Many nayikas, one young narthaki

Tanya Saxena

Young dancer Tanya Saxena performed at the IIC in Delhi recently, and left the audience greatly impressed by both her talent and her training. Tanya is a disciple of Guru Saroja Vaidyanathan and Rama Vaidyanathan. She is an active performer with Spic Macay, and a promising young dancer with many performances to her credit.

The first piece for the evening was Madhurashtakam, composed by bhakti poet Shri Vallabhacharya. Madhuram is beauty with sweetness, which is attributed to all aspects of Lord Krishna by the poet. His lips, his body, his eyes, his heart, and all associated with Him – his cows, the Yamuna, gopis, lotuses… all are pleasure-giving. It was interspersed by a shloka by Kalidasa, which says that Krishna’s footprints are still in Vrindavan. The composition was set to raag Tilang, choreography by Rama Vaidyanathan, music by Karaikudi Sivakumar.

The next piece was a varnam by the Tanjore Quartet. The varnam depicted the virahotkhandita nayika pining for Lord Vishnu. The composition was set in Reetigowla ragaam and adatalaam. The choreography was done by Rama Vaidynathan, with jathis and rhythmic patterns composed by Karaikudi Sivakumar. The bhakta says that her faith in him grows each day, from a small seed into a big tree. The nayika feels the presence of the Lord everywhere – in the mirror, while getting dressed; she hears him, feels him pull at her sari, and embrace her. The piece was beautifully depicted by Tanya through expressions and gestures. The Lord is addressed as the one who has fathered Kamadeva, and the nayika is struck by the arrows of the god of love. The nritta interludes had lifts, leaps and balancing moves. The nayika further pleads herself as a servant to the lord. He alone is the cause of her existence, like a fish in water. He is like the Sun to the lotus of her life. The Lord is depicted with his shankha chakra, reclining on the shesha shaiyya. The nayika is serving him by pressing his feet, in a varnam executed with a lot of impressive abhinaya and a lot of energy and stamina. Tanya said that the varnam was a rare one, in the format of a pallavi.

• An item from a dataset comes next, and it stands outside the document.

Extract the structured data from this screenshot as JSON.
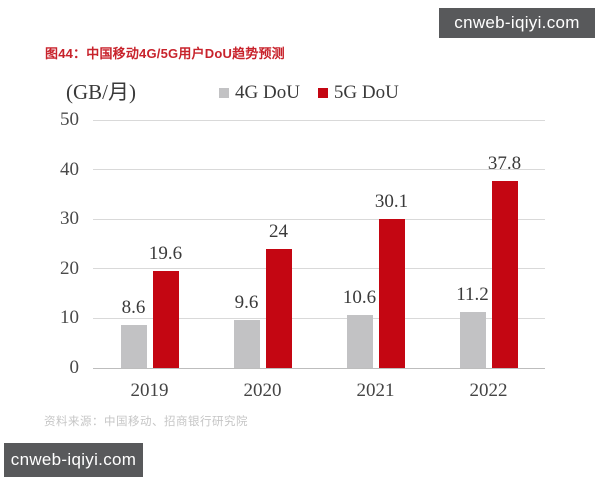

The next composition was a padam, composed by Shri Balamuralikrishnan, set in raagam Murali, mishra chapu taalam. Tanya’s abhinaya for this piece had distinct imprints of her guru, Rama Vaidyanathan. The piece depicts the khandita nayika. She is jealous, and annoyed with Krishna for visiting the other sakhis. Here, the nayika tells him that he is the height of drama, for he can disguise his cheating from her. She says, “Do you visit them for their snake-like hair, or swan-like walk, or their fish-like eyes? Stay on the threshold of my house (and do not enter)!” It was an interesting piece with a lot of scope for emotions, and Tanya did justice to the myriad emotions – the anger, the underlying love, the jealousy with a bit of craving, and the arrogance disguising her vulnerability. The entire presentation was well-rendered. Tanya said, “I have struggled with this padam. The khandita nayika here does not appear to be very young. She is mature, so she does not lose it outright.” She said she found it difficult to switch the mood of the nayika from virahotkhandita in the varnam to a very composed khandita in the padam.

The next composition was written by Ambujam Krishna in raagam Kamaranjini and khanda chapu taalam. This composition describes the story of Bhattatheri as he writes the Narayaneeyam. The procession of the Lord Guruvayoor proceeds with elephants, drums and manjira. The bhakta is writing about the Lord but finds himself incapable of it. With divine blessings, he has a vision of the raas of Krishna with gopis. He sees the raaskeli, the anklets of the gopis, the vanamala of the Lord, the tinkling of the waistbands. He has written his composition of the raas, but when he awakens from the trance, he has no memory of doing so. The entire composition was a vision of the raas – such is the kripa or kindness of the Lord. This particular piece was rendered by Tanya with a lot of emotion. The expressions of the bhakta were gripping. The choreography was again by Rama.

Lastly, Tanya performed the thillana in ragam Varamu and aditalam, composed by G. S. Rajan. It has a shloka about the Devi burning with desire for Lord Shiva. The nritta had tempo, energy and technique. The choreography was again by Rama, and rhythmic composition by Karaikudi Sivakumar.

The accompanists were - Dr. Vasudevan Iyengar on nattuvangam, K. Venkateshwaran on vocal and Sumod Sreedhar on the mridangam with the brilliant-as-usual Rajat Prasanna on the flute.